This PR adds GPU acceleration support for Linux containers running on Apple Silicon. When --gpu is passed to container run, the runtime injects vsock environment variables into the guest VM, enabling Python code inside the container to access the host Metal GPU for ML inference at near-native speed.

76 lines changed. 2 files touched.

The problem

Apple containers run Linux in lightweight VMs on Apple Silicon -- but there is currently no way to access the Metal GPU from inside those VMs. Metal and MLX cannot run in Linux guests. This is a hardware limitation, not a software one.

Developers working with ML models in containers today have two options: CPU-only inference (~5% of native speed) or running everything on the host outside any container.

The approach

Rather than attempting GPU passthrough (which Apple's Virtualization framework does not support), this PR takes the same host-guest bridge approach that vminitd already uses for container management: vsock.

A host-side daemon (container-toolkit-mlx) runs with direct Metal/MLX access and serves inference requests over gRPC through the vsock channel.
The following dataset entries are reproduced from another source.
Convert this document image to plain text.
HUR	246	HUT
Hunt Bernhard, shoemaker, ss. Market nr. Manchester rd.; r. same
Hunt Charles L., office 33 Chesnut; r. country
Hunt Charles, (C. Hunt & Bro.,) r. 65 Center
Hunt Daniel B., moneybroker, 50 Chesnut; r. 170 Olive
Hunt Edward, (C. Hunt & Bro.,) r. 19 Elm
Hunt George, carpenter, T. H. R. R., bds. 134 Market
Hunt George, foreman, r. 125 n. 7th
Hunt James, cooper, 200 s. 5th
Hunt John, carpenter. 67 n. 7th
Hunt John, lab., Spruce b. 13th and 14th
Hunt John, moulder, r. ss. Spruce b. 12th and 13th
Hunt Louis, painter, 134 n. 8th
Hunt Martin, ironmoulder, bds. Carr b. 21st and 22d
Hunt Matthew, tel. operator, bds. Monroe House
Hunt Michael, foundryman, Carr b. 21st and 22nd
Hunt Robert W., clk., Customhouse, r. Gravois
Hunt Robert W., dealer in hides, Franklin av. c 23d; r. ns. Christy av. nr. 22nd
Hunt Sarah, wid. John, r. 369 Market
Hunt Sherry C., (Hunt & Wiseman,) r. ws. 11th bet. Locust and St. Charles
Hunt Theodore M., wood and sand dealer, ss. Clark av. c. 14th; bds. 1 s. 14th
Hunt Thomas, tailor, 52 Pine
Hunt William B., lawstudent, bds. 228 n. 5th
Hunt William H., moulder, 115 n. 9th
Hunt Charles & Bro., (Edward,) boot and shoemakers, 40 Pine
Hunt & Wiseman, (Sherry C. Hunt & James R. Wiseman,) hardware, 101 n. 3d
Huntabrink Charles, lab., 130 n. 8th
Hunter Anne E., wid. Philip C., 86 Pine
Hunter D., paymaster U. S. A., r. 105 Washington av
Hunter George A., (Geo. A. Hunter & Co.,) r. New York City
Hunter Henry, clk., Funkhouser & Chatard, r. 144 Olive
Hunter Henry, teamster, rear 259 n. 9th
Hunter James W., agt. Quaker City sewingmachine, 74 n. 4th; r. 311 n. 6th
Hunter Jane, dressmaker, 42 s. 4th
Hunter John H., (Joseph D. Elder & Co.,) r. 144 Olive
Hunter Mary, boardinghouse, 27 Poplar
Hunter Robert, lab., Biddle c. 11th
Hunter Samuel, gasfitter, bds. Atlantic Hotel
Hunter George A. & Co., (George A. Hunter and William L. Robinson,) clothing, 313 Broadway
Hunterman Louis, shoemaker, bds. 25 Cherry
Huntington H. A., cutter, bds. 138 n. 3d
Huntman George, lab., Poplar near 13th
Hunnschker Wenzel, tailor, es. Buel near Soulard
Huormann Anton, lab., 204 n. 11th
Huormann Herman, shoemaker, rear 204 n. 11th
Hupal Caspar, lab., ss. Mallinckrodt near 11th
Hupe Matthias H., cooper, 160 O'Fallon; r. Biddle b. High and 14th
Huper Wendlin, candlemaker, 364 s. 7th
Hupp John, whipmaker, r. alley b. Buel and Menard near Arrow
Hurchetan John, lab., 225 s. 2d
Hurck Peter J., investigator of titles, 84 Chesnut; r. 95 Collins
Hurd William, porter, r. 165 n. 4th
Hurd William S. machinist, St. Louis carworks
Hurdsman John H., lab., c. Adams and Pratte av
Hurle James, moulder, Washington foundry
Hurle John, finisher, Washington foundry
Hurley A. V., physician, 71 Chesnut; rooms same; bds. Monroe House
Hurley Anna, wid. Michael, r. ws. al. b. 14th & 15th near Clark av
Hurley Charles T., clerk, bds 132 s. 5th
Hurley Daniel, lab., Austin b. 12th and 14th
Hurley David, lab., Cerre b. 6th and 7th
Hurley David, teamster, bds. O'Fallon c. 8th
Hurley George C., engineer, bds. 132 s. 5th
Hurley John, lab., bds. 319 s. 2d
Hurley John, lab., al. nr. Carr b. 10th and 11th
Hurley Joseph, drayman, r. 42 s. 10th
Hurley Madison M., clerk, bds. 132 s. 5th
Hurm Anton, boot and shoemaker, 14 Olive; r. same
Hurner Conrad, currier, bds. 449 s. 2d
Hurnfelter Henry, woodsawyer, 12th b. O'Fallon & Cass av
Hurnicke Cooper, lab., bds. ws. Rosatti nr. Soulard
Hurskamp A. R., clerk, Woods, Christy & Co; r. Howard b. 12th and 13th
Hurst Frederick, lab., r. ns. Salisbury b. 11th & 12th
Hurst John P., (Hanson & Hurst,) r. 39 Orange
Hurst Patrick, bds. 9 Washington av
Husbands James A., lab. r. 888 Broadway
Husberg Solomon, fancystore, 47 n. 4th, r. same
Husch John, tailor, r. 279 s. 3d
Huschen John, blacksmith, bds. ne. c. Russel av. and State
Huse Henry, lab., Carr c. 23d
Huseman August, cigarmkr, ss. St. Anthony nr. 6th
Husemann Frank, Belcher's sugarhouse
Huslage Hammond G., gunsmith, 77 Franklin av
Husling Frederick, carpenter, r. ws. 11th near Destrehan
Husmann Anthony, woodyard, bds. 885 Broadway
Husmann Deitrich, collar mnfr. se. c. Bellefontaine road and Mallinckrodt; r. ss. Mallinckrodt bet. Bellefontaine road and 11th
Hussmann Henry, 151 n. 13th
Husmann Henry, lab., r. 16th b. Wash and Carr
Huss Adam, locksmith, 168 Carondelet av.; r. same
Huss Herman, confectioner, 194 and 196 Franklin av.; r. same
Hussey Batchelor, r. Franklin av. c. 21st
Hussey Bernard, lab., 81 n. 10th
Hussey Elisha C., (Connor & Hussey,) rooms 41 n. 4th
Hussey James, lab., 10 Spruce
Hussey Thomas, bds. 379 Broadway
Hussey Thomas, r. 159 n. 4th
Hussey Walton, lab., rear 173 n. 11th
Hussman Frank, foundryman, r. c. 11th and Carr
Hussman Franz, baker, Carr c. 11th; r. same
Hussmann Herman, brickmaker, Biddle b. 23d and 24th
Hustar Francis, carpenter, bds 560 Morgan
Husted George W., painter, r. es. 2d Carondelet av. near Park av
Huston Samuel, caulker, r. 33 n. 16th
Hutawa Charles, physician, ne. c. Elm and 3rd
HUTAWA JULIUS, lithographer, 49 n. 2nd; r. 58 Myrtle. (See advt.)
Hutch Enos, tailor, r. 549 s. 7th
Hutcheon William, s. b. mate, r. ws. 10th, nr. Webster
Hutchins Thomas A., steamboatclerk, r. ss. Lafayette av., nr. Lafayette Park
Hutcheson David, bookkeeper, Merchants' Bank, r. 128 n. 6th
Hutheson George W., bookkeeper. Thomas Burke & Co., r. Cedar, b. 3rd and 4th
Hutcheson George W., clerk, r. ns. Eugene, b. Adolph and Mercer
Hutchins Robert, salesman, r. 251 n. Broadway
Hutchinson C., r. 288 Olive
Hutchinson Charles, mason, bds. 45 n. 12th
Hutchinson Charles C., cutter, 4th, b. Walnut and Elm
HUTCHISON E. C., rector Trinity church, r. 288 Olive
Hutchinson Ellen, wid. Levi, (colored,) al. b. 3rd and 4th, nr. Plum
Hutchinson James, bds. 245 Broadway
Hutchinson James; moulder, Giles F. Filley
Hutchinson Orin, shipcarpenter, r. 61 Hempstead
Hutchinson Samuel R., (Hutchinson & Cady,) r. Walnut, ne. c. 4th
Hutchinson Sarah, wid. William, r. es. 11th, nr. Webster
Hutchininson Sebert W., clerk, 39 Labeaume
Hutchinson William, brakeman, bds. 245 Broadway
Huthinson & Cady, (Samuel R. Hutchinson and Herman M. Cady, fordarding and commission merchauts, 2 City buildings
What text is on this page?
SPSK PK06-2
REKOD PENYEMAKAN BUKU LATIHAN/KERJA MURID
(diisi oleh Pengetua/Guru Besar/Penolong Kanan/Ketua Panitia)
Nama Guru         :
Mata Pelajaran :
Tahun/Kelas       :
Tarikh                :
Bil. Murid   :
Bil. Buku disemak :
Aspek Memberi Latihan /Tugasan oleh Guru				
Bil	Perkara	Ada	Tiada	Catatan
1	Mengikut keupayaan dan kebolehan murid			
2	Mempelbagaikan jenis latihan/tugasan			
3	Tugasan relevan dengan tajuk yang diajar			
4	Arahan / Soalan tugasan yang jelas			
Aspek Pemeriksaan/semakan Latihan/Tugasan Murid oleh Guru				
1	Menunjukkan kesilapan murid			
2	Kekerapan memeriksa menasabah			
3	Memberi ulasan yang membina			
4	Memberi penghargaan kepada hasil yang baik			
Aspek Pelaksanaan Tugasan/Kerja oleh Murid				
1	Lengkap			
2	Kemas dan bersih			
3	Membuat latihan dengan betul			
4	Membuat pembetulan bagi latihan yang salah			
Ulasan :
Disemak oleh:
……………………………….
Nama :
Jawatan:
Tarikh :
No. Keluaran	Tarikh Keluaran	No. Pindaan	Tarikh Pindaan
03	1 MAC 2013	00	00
Code inside the container uses a lightweight Python client (pip install mlx-container) that proxies requests to the host GPU.

Container (Linux VM) --[gRPC over vsock]--> Host Daemon (MLX/Metal GPU)

This is architecturally identical to how NVIDIA's container toolkit bridges GPU access, adapted for Apple Silicon's unified memory model.

What this PR adds

Two files, 76 lines total:

Flags.swift -- new Flags.GPU struct:

  • --gpu flag to enable GPU access
  • --gpu-model <id> to pre-load a HuggingFace model on container start
  • --gpu-memory <gb> for per-container GPU memory budgets
  • --gpu-max-tokens <n> to cap inference request size
  • --gpu-port <port> for custom vsock port (default: 2048)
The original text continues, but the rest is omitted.